The primary outcome was delivery for confirmed preeclampsia within 14 days of testing. The definition of a positive test was placental growth factor concentration <5th percentile for gestational age. Calculation of percentiles was based on 1,366 samples from a control group of 247 women with normal pregnancies.

The test was highly sensitive for the 287 women enrolled before 35 weeks’ gestation (0.96; 95% CI, 0.89-0.99) and had negative predictive value for delivery for preeclampsia within 14 days (0.98; 95% CI, 0.93-0.995), although its specificity was lower (0.55; 95% CI, 0.48-0.61). Sensitivity was lower for the 137 women enrolled at 35 weeks’ and 36 weeks’ gestation (0.7; 95% CI, 0.58-0.81) and for the 201 enrolled at 37 weeks’ gestation or later (0.57; 95% CI, 0.46-0.68).

The area under the receiver operating characteristic curve for low placental growth factor (0.87) for predicting delivery for confirmed preeclampsia within 14 days of testing was greater than all other tests commonly in use, including systolic BP (0.67), diastolic BP (0.66), uric acid (0.68), alanine transaminase (0.61) and dipstick proteinuria (0.76), as well as any combination of those tests (P<.001 for all comparisons).

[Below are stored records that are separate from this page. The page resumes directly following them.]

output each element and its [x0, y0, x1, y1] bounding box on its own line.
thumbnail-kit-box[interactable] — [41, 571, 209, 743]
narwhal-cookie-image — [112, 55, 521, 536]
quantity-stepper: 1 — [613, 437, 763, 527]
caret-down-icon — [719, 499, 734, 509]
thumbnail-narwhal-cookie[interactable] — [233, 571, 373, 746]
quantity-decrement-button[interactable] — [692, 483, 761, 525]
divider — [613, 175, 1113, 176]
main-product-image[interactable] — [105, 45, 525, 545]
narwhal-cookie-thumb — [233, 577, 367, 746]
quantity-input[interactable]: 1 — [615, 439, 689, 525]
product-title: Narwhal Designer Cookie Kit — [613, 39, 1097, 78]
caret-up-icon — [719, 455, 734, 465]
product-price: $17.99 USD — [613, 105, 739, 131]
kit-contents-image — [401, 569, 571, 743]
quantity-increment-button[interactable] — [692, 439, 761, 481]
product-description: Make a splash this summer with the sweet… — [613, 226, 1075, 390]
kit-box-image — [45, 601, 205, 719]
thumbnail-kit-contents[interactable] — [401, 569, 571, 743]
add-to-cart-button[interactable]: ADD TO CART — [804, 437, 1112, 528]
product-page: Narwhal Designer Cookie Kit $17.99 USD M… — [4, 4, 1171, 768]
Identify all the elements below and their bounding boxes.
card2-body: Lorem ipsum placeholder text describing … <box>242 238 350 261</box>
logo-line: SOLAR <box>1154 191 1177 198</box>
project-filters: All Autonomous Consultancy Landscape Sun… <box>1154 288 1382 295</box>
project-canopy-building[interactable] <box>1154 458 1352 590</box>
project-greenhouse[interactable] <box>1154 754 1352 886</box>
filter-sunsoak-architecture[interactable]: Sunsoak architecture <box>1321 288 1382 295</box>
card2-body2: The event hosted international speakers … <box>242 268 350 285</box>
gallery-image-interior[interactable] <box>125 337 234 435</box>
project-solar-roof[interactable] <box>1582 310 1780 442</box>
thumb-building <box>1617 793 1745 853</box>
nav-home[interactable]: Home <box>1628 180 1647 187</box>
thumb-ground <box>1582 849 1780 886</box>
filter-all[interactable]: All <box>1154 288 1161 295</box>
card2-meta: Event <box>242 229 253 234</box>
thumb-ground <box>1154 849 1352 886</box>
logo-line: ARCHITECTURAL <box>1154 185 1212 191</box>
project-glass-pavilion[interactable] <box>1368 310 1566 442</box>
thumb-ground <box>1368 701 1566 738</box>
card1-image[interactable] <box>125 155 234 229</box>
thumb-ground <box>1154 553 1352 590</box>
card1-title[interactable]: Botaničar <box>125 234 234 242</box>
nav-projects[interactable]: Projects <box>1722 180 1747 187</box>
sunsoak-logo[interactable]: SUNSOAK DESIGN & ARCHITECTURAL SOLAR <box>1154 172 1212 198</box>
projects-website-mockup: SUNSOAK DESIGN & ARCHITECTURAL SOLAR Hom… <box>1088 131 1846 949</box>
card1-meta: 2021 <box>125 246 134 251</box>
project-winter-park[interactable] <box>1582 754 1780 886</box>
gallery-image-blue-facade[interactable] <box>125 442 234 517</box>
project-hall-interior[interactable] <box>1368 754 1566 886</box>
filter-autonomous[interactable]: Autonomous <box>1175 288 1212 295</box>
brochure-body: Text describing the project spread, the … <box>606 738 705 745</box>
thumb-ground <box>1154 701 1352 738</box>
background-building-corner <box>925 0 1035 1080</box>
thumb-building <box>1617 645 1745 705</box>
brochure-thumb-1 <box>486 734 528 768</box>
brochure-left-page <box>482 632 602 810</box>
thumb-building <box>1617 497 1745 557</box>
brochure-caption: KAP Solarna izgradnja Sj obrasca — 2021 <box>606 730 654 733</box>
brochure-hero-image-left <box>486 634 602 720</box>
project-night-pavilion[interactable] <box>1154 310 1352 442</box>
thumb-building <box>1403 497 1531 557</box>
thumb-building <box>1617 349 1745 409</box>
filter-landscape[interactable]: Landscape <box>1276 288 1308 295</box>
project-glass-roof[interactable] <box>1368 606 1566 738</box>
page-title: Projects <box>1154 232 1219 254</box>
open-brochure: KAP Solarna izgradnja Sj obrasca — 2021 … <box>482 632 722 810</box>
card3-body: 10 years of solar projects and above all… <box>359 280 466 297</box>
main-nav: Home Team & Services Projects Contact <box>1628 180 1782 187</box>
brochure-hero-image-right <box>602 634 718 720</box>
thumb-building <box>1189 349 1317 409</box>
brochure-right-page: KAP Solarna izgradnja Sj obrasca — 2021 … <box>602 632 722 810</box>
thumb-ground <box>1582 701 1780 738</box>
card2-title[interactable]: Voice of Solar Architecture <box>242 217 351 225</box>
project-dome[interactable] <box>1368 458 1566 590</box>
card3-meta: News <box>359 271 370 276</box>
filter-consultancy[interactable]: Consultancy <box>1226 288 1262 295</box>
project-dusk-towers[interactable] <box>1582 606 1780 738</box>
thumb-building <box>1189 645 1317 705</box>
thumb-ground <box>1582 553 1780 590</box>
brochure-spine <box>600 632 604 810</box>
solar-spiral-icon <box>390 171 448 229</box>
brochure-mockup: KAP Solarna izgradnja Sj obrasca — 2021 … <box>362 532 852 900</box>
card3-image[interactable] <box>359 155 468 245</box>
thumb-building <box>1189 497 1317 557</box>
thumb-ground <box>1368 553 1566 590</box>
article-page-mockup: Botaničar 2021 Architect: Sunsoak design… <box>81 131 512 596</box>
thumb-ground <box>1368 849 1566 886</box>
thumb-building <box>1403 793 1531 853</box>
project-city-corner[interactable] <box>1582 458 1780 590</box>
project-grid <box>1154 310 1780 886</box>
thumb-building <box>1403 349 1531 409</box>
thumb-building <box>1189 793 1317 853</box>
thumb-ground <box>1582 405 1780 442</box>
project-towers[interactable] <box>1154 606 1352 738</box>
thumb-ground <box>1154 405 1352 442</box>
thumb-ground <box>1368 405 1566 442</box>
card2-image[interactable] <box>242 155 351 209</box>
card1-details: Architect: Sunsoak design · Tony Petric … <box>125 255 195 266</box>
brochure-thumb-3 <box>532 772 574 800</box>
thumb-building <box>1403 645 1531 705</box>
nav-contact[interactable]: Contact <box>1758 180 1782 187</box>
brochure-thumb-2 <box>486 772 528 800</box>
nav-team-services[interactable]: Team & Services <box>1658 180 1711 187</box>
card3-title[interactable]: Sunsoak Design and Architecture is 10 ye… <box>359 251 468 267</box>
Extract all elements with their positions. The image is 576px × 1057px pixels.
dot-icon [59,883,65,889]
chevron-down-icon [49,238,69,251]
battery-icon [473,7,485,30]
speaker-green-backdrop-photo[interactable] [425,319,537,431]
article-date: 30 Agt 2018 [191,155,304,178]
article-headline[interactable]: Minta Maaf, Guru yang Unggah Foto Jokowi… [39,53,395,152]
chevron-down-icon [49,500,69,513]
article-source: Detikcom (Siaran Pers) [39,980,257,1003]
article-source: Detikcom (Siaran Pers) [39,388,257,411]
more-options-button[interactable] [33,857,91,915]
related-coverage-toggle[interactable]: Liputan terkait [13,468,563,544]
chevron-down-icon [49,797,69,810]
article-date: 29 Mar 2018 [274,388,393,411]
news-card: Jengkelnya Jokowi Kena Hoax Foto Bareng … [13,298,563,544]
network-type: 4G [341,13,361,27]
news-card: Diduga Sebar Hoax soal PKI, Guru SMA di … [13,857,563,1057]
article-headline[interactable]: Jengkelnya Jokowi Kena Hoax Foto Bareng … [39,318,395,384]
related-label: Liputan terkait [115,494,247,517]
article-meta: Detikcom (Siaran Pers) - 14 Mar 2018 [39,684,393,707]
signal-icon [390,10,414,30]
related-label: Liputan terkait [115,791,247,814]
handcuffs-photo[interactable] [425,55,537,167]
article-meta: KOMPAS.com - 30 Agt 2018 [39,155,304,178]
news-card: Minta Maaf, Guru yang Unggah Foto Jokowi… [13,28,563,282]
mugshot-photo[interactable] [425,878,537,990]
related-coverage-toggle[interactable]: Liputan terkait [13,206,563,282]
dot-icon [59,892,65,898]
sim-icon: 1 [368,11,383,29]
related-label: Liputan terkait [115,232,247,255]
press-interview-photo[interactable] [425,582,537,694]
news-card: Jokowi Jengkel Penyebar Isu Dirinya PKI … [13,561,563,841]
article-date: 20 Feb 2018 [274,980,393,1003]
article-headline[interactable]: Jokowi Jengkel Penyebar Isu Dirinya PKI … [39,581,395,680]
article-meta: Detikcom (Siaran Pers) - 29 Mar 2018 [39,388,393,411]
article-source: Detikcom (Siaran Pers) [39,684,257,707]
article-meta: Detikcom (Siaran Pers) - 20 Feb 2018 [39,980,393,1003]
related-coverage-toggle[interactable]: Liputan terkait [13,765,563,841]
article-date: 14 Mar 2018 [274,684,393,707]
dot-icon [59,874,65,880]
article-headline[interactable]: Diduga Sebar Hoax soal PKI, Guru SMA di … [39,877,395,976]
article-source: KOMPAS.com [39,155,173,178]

“The test identifies women at high risk for developing preeclampsia, so doctors can better monitor and treat the BP,” Chappell said in the press release. “It also prevents unnecessary hospitalizations of those who are not likely to develop preeclampsia.”

Disclosure: The study was funded in part by Alere. Several researchers report financial ties with Alere, Metabolomic Diagnostics, Perkin Elmer and Roche.